Signatures already require the annex to not be present. If you personally
want to do that for every future transaction you sign off on, you
already can.

> > It seems like a good place for optimising SIGHASH_GROUP (allowing a group
> > of inputs to claim a group of outputs for signing, but not allowing inputs
> > from different groups to ever claim the same output; so that each output
> > is hashed at most once for this purpose) -- since each input's validity
> > depends on the other inputs' state, it's better to be able to get at
> > that state as easily as possible rather than having to actually execute
> > other scripts before your can tell if your script is going to be valid.
> I think SIGHASH_GROUP could be some sort of mutable stack value, not ANNEX.

The annex is already a stack value, and the SIGHASH_GROUP parameter
cannot be mutable since it will break the corresponding signature, and
(in order to ensure validating SIGHASH_GROUP signatures don't require
hashing the same output multiple times) also impacts SIGHASH_GROUP
signatures from other inputs.

> you want to be able to compute what range you should sign, and then the
> signature should cover the actual range not the argument itself.

The value that SIGHASH_GROUP proposes putting in the annex is just an
indication of whether (a) this input is using the same output group as
the previous input; or else (b) how many outputs are in this input's
output group. The signature naturally commits to that value because it's
signing all the outputs in the group anyway.

> Why sign the annex literally?

To prevent it from being third-party malleable.

When there is some meaning assigned to the annex then perhaps it will
make sense to add some more granular way of accessing it via script, but
until then, committing to the whole thing is the best option possible,
since it still allows some potential uses of the annex without having
to define a new sighash.

Note that signing only part of the annex means that you probably
reintroduce the quadratic hashing problem -- that is, with a script of
length X and an annex of length Y, you may have to hash O(X*Y) bytes
instead of O(X+Y) bytes (because every X/k bytes of the script selects
a different Y/j subset of the annex to sign).

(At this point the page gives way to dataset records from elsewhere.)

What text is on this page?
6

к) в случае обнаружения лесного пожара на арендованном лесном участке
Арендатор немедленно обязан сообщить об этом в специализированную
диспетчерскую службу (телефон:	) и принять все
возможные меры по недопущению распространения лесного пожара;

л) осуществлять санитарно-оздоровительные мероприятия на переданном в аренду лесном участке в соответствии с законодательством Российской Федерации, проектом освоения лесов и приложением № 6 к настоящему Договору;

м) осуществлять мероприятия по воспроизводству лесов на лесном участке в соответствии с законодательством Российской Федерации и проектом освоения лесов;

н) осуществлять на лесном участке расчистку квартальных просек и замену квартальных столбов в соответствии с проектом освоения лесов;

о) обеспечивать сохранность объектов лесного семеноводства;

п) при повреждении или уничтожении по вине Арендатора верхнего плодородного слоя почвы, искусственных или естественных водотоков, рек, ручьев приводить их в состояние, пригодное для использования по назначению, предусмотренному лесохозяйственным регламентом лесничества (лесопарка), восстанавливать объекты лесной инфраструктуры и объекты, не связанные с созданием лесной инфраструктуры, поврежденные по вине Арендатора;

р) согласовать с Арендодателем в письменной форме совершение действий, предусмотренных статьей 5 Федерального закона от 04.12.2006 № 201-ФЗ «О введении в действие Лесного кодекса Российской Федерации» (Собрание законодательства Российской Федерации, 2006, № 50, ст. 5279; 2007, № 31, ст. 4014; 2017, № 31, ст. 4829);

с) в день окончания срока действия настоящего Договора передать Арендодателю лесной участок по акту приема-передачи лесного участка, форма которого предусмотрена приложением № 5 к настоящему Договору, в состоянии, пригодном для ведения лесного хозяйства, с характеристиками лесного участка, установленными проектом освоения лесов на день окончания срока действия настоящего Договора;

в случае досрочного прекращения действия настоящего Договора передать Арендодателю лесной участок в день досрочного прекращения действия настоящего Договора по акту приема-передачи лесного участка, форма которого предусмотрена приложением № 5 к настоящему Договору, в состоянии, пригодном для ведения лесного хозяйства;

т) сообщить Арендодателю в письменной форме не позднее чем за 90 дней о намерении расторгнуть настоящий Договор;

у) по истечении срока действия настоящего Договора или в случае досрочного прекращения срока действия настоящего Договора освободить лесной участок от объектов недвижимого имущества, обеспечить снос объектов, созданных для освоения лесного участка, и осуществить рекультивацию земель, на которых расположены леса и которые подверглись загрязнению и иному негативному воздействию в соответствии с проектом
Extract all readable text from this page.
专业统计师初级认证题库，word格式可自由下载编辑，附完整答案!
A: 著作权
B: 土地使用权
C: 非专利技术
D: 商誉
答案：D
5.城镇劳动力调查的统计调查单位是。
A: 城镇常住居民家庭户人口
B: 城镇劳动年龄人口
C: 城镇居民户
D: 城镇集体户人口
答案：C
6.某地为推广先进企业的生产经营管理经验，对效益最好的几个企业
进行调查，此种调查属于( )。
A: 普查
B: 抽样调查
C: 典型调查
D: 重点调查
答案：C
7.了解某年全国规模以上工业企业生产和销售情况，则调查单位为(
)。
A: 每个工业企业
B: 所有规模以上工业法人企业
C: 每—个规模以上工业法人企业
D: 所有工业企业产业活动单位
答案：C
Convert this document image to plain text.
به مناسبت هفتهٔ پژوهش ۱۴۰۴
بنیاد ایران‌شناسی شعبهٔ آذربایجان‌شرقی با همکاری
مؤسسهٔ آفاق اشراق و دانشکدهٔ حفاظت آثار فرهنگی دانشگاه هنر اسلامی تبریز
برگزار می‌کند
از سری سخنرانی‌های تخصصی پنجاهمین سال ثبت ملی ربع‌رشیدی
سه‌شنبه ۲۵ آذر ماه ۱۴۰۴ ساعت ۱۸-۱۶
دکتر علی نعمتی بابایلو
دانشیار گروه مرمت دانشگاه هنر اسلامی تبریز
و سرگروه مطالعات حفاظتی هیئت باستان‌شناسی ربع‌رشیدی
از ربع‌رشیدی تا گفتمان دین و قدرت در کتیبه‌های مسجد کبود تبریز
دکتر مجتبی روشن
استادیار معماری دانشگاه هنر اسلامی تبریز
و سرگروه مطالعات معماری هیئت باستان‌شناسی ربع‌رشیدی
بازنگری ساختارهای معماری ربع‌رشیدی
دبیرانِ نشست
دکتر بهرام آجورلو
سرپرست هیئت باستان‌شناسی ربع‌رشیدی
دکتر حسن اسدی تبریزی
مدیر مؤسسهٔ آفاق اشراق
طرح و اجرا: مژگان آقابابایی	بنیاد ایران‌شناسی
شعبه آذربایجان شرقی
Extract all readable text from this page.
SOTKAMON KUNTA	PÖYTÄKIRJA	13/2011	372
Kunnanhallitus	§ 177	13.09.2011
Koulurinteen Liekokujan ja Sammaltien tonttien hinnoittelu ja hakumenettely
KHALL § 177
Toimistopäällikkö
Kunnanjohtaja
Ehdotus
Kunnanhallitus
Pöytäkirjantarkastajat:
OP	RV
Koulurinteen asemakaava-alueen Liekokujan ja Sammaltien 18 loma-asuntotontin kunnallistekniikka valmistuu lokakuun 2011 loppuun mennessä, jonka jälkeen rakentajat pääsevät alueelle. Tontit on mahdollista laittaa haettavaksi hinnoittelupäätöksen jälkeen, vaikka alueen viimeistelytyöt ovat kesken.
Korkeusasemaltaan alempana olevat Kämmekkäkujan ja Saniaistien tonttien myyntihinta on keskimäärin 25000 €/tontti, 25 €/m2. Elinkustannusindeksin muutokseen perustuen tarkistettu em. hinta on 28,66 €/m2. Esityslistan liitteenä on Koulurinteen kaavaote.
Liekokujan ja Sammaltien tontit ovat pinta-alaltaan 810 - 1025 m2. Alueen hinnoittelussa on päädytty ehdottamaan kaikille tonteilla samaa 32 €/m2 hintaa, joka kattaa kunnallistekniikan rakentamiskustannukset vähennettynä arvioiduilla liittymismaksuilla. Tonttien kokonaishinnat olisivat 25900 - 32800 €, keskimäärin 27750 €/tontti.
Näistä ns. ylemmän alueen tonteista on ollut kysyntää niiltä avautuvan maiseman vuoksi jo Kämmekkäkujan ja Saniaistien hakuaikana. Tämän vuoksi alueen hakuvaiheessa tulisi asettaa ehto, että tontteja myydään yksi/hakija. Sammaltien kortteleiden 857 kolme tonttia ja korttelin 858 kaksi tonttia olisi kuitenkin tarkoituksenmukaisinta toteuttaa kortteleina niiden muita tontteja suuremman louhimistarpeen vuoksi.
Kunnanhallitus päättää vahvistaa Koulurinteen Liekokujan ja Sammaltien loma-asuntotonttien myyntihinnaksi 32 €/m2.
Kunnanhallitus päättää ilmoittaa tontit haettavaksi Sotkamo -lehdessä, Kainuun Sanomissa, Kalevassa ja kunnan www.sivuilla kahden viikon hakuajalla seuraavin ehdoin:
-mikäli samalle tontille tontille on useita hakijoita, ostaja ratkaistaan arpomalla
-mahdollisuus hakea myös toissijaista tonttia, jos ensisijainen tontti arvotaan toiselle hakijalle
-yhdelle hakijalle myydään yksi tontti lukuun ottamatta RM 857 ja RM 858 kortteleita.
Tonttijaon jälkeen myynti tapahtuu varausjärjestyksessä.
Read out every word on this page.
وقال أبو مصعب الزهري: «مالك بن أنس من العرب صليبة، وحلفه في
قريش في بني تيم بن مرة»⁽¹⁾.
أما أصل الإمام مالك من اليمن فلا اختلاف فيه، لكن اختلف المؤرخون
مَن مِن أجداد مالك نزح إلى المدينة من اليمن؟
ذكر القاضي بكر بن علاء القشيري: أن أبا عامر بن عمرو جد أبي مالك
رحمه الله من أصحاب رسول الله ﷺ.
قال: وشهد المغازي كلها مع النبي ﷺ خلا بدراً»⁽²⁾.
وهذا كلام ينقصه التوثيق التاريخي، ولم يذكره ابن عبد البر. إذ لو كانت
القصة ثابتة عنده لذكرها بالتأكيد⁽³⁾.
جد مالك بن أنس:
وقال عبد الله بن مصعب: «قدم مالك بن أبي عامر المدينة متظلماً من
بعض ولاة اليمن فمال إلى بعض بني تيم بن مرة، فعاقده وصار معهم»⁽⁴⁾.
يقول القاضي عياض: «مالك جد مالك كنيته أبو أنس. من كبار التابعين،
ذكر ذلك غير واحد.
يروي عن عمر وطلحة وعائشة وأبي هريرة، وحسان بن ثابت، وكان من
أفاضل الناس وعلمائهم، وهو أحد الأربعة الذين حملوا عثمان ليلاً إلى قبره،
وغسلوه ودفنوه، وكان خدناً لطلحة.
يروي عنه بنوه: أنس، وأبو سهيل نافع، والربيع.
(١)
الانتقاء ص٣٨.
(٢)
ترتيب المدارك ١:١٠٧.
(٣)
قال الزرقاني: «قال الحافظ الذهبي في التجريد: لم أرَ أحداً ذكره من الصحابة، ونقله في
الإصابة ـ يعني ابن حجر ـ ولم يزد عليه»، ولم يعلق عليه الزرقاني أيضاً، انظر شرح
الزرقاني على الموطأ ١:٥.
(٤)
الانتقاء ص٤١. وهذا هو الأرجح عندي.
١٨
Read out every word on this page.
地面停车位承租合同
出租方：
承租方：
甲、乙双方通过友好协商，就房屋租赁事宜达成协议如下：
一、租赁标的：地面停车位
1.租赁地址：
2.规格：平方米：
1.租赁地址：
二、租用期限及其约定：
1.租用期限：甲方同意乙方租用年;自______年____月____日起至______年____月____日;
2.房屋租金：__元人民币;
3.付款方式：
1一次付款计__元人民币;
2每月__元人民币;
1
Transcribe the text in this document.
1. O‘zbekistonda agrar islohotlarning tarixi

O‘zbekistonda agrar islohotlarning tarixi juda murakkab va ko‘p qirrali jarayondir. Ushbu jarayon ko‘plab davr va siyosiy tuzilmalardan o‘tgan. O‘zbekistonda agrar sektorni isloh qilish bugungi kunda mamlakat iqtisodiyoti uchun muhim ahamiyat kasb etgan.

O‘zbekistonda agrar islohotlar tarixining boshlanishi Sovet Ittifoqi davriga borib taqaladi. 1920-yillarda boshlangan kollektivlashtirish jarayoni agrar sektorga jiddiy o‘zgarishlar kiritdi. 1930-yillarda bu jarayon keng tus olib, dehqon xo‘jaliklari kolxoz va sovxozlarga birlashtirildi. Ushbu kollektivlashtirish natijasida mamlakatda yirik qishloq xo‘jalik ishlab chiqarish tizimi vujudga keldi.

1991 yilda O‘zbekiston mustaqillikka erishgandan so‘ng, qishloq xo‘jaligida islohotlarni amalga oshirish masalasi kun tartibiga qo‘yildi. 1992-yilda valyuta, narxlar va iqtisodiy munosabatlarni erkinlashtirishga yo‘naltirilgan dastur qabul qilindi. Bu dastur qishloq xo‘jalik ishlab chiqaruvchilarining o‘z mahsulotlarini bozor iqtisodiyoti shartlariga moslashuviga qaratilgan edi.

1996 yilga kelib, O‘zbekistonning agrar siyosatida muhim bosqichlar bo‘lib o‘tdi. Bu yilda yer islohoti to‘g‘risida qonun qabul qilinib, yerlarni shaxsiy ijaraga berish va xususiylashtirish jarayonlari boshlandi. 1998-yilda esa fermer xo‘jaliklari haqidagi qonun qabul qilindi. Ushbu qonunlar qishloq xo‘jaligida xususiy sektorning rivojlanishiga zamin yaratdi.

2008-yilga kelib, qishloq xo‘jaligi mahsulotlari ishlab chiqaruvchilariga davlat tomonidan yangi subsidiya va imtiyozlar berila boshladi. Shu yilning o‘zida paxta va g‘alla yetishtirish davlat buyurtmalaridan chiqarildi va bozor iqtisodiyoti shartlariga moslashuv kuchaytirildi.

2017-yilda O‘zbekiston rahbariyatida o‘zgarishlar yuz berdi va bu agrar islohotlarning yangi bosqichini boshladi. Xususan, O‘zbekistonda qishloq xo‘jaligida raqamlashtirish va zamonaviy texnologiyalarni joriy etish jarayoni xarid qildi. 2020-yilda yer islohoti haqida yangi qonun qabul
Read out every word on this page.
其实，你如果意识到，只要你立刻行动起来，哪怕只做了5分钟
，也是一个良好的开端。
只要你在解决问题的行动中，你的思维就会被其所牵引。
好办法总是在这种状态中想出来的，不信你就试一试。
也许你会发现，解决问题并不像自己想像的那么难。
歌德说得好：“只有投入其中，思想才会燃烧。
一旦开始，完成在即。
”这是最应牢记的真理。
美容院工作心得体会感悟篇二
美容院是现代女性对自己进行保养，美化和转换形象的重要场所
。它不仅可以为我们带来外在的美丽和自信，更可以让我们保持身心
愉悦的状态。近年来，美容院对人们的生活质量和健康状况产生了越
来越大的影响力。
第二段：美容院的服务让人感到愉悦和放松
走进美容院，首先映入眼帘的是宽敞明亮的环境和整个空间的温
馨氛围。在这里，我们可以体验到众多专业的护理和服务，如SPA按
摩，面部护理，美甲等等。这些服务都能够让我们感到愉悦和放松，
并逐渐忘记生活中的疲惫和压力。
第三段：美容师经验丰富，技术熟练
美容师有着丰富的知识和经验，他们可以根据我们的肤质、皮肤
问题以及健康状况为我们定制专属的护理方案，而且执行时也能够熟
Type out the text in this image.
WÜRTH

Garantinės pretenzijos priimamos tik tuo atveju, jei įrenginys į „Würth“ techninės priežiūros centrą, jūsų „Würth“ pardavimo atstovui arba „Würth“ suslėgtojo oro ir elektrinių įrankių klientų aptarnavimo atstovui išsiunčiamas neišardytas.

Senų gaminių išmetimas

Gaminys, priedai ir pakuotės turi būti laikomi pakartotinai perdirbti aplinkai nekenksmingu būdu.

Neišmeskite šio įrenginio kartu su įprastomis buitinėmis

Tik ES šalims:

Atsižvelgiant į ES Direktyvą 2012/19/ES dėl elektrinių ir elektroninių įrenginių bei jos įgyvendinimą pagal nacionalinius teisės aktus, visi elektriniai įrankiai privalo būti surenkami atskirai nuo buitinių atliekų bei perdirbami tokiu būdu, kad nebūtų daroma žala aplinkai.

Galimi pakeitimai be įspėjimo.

> Why require that all signatures in one output sign the exact same digest?
> What if one wants to sign for value and another for value + change?

You can already have one signature for value and one for value+change:
use SIGHASH_SINGLE for the former, and SIGHASH_ALL for the latter.
SIGHASH_GROUP is designed for the case where the "value" goes to
multiple places.

> > > Essentially, I read this as saying: The annex is the ability to pad a
> > > transaction with an additional string of 0's
> > If you wanted to pad it directly, you can do that in script already
> > with a PUSH/DROP combo.
> You cannot, because the push/drop would not be signed and would be
> malleable.

If it's a PUSH, then it's in the tapscript and committed to by the
scriptPubKey, and not malleable.

There's currently no reason to have padding specifiable at spend time --
you know when you're writing the script whether the spender can reuse
the same signature for multiple CHECKSIG ops, because the only way to
do that is to add DUP/etc opcodes -- so if you're doing that, you can
add any necessary padding at the same time.

> The annex is not malleable, so it can be used to this as authenticated
> padding.

The reason that the annex is not third-party malleable is that its
content is committed to by signatures.

> > The point of doing it in the annex is you could have a short byte
> > string, perhaps something like "0x010201a4" saying "tag 1, data length 2
> > bytes, value 420" and have the consensus intepretation of that be "this
> > transaction should be treated as if it's 420 weight units more expensive
> > than its serialized size", while only increasing its witness size by
> > 6 bytes (annex length, annex flag, and the four bytes above). Adding 6
> > bytes for a 426 weight unit increase seems much better than adding 426
> > witness bytes.
> Yes, that's what I say in the next sentence,
> *> Or, we might somehow make the witness a small language (e.g., run length
> encoded zeros)

If you're doing run-length encoding, you might as well just use gzip at
the p2p and storage layers; you don't need to touch consensus at all.
That's not an extensible or particularly interesting idea.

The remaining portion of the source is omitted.